Notes parisiennes (printemps 1978): réparties

1.
Le marchand de poisson bazarde un fond de cageot de sardines. Un passant (maghrébin) demande qu’on lui répète le prix et puis dit que c’est trop cher en passant son chemin. Alors un autre employé de la poissonnerie : Et alors, il vous faut une maison de campagne avec?

2.
Hier après-midi en rentrant de la bibliothèque entre 17 et 18 heures, j’ai faim et j’achète un sandwich-merguez sur les boulevards, et comme il me donne soif, je vais boire un demi au café qui est près de chez nous. Le patron est un petit homme maigre, aux cheveux gris, aux sourcils noirs et à l’air soucieux. A côté de moi une très jeune fille blonde à peine formée et jolie, son frère, son père et un autre type. La fille boit un diabolo-menthe, son frère une orangeade, le père une limonade et l’autre type un panaché. Le garçon fait une faute grossière de psycho-sociologie en inversant les deux dernières consommations. Il y a derrière le comptoir le garçon, un jeune homme mince, la serveuse un peu plus vieille que lui, ni belle ni laide, et le patron du côté de la caisse. Le garçon lave les tapis de caoutchouc où l’on fait sécher les verres. Une des faces des tapis est moulée avec des rainures, où doivent reposer les bords des verres. Le garçon roule les tapis la face rainurée vers l’intérieur et les mets à égoutter entre les cols des bouteilles qui rafraîchissent dans un bac. Le patron intervient et explique qu’il faut rouler les tapis dans l’autre sens, rainures à l’extérieur, sinon les bouts se relèvent. Le garçon se fait répéter l’explication. La serveuse qui lave les verres dit : Comme ça il t’aura au moins appris quelque chose le patron. Ils se marrent. Le serveur renchérit : Pour une fois, il sert à quelque chose le patron. Le patron sourit, indécis peut-être, il a confirmé son explication d’un geste sur le tapis où égouttent les verres, il dit: Il en faut des patrons. Et la serveuse en lavant les verres: Bien sûr qu’il en faut, il faut de tout.
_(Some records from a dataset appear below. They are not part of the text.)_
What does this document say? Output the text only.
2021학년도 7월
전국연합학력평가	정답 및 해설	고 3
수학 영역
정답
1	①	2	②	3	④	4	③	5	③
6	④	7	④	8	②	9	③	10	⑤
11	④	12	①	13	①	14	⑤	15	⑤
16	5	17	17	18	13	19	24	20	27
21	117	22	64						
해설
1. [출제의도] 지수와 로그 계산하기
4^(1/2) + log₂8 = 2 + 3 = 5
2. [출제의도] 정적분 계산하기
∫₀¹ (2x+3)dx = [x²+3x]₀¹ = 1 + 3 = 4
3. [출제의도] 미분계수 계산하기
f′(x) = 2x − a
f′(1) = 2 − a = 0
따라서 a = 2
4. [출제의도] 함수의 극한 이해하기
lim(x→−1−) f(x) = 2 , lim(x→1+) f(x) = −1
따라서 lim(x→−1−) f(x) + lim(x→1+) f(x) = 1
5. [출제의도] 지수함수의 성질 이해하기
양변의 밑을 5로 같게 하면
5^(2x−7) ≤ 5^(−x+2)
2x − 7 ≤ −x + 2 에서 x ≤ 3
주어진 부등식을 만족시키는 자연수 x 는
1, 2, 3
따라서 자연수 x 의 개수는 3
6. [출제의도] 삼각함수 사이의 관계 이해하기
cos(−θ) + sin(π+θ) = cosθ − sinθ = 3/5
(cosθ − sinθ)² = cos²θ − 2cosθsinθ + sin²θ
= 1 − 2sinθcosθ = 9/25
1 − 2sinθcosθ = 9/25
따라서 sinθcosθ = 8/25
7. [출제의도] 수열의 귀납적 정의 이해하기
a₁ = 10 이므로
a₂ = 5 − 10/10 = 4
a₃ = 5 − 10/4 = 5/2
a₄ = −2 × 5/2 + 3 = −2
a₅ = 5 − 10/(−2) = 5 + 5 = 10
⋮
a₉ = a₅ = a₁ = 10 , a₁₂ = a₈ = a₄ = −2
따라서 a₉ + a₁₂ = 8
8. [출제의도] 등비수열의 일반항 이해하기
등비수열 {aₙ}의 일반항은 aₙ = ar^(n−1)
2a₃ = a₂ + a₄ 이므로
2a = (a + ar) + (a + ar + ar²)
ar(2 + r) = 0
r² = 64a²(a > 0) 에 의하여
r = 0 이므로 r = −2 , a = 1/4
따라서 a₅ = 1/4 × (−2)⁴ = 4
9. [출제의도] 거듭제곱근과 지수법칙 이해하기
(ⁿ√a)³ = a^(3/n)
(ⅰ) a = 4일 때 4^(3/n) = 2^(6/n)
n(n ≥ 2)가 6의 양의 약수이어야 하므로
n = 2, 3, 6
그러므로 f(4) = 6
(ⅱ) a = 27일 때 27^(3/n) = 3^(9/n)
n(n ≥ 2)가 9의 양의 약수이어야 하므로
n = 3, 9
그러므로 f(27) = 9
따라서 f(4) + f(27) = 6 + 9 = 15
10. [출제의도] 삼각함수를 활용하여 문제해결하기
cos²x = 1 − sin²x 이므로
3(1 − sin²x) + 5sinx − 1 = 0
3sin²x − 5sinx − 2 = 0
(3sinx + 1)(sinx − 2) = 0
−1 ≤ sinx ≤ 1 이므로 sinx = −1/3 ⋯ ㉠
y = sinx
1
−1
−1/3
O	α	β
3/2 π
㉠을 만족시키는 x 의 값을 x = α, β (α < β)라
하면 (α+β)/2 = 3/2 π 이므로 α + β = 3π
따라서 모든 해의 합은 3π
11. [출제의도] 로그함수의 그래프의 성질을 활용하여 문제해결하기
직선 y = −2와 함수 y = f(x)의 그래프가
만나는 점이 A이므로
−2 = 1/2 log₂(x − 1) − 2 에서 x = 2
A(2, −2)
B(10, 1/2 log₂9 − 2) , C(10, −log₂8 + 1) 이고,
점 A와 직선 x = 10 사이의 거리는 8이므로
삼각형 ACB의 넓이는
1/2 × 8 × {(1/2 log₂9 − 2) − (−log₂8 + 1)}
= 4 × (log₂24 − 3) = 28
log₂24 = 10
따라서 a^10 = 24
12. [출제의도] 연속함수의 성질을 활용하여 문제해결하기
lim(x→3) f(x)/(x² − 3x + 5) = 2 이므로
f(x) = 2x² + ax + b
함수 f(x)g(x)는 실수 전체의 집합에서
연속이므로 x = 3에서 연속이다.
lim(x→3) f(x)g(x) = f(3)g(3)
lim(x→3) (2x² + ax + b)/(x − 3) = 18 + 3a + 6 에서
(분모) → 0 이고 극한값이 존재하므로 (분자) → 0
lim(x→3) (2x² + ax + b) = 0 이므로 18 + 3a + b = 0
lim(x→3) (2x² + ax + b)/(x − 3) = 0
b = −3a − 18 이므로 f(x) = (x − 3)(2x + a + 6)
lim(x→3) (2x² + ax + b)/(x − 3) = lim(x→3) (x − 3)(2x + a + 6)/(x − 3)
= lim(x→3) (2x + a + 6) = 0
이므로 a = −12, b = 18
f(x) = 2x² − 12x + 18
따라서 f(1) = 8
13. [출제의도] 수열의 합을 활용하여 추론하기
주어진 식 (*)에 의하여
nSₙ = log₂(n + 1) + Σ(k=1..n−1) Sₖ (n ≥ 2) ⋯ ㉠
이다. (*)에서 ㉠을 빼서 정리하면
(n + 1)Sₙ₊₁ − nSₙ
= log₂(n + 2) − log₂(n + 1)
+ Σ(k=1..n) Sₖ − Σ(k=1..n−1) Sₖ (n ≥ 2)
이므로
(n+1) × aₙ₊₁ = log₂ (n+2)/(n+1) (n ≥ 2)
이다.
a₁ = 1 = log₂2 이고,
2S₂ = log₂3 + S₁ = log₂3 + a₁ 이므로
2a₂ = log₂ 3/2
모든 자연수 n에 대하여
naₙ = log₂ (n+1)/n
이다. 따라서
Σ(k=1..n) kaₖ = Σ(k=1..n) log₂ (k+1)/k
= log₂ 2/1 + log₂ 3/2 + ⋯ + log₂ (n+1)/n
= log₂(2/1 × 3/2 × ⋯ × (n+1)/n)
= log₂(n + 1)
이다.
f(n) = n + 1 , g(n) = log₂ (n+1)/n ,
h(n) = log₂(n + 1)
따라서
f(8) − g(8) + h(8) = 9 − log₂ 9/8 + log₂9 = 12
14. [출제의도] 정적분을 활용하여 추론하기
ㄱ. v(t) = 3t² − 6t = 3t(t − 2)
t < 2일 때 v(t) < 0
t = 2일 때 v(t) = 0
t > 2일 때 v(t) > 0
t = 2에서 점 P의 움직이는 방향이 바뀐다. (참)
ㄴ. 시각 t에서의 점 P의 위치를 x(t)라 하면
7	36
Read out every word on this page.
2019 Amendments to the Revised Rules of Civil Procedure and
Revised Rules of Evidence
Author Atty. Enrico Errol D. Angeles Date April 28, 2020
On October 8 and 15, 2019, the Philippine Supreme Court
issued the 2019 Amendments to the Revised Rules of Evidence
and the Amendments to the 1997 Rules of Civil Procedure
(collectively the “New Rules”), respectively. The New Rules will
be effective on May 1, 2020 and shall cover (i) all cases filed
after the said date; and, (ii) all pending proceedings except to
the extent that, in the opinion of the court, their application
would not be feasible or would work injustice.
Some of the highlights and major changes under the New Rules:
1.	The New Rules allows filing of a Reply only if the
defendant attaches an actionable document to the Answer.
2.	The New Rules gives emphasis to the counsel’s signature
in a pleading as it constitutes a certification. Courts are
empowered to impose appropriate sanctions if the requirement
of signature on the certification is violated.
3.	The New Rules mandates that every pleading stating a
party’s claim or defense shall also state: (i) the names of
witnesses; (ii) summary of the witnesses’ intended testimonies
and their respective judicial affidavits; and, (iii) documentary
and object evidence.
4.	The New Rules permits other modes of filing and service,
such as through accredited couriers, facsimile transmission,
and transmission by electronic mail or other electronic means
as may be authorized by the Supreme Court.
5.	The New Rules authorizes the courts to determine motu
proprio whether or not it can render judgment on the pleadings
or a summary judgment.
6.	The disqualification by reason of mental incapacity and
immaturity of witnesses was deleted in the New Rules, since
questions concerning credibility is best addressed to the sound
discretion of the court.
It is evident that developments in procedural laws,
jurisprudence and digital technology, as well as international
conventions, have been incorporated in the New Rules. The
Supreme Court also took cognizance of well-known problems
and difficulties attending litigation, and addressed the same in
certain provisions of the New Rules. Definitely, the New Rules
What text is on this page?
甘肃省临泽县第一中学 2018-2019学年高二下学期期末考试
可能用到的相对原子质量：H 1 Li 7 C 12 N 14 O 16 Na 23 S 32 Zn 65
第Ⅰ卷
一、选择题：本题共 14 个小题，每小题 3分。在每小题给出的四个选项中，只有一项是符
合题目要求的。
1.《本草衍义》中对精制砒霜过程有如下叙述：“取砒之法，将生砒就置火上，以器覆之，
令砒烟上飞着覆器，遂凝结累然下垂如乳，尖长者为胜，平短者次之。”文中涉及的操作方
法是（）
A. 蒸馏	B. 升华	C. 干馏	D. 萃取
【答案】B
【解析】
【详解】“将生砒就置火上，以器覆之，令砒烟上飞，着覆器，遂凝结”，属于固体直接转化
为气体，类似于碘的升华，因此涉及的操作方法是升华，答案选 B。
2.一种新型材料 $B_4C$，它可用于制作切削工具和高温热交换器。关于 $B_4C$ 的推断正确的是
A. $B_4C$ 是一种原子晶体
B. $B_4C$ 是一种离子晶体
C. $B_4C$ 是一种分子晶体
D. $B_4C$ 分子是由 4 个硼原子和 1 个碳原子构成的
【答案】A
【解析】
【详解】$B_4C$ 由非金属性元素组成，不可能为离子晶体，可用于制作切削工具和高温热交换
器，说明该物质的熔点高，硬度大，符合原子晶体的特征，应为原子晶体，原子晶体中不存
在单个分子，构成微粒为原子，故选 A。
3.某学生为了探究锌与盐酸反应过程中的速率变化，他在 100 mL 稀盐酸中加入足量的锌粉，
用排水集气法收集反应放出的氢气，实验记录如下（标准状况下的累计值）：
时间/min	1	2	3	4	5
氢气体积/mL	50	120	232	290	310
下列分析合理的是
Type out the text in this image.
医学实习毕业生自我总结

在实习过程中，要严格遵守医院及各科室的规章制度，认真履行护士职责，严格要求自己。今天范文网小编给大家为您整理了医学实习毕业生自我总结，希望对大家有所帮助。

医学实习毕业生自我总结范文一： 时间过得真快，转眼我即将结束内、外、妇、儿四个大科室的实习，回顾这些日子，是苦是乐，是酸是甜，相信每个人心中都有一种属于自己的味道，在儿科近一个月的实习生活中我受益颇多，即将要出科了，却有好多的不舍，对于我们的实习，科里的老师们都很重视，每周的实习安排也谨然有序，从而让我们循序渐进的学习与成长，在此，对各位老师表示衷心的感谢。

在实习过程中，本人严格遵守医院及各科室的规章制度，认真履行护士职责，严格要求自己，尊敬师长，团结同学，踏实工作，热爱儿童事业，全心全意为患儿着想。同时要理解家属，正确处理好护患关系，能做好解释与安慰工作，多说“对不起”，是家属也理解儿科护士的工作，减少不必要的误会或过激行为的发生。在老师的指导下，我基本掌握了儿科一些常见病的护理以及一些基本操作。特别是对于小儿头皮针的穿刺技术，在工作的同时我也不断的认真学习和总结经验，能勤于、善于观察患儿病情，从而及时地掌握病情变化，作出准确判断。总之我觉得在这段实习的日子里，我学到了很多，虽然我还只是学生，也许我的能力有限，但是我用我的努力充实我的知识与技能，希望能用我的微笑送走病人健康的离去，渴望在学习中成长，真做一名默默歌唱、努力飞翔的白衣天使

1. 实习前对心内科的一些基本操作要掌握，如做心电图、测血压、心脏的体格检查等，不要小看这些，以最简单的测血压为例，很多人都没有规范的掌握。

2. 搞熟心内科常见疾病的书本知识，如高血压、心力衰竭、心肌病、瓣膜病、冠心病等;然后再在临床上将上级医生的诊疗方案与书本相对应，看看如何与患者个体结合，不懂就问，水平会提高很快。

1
Devant ce café, où je déjeune parfois d’un café et d’une tartine beurrée, une sorte de fada tient un étal de journaux et revues, c’est là que j’achète, presque quotidiennement en ce moment,Libération. J’en lis quelques articles sur le trajet du travail et je finis avant le souper. A l’heure du petit déjeuner, le fada mastique une tranche de veau froid qu’il arrose de Côtes-du-Rhône.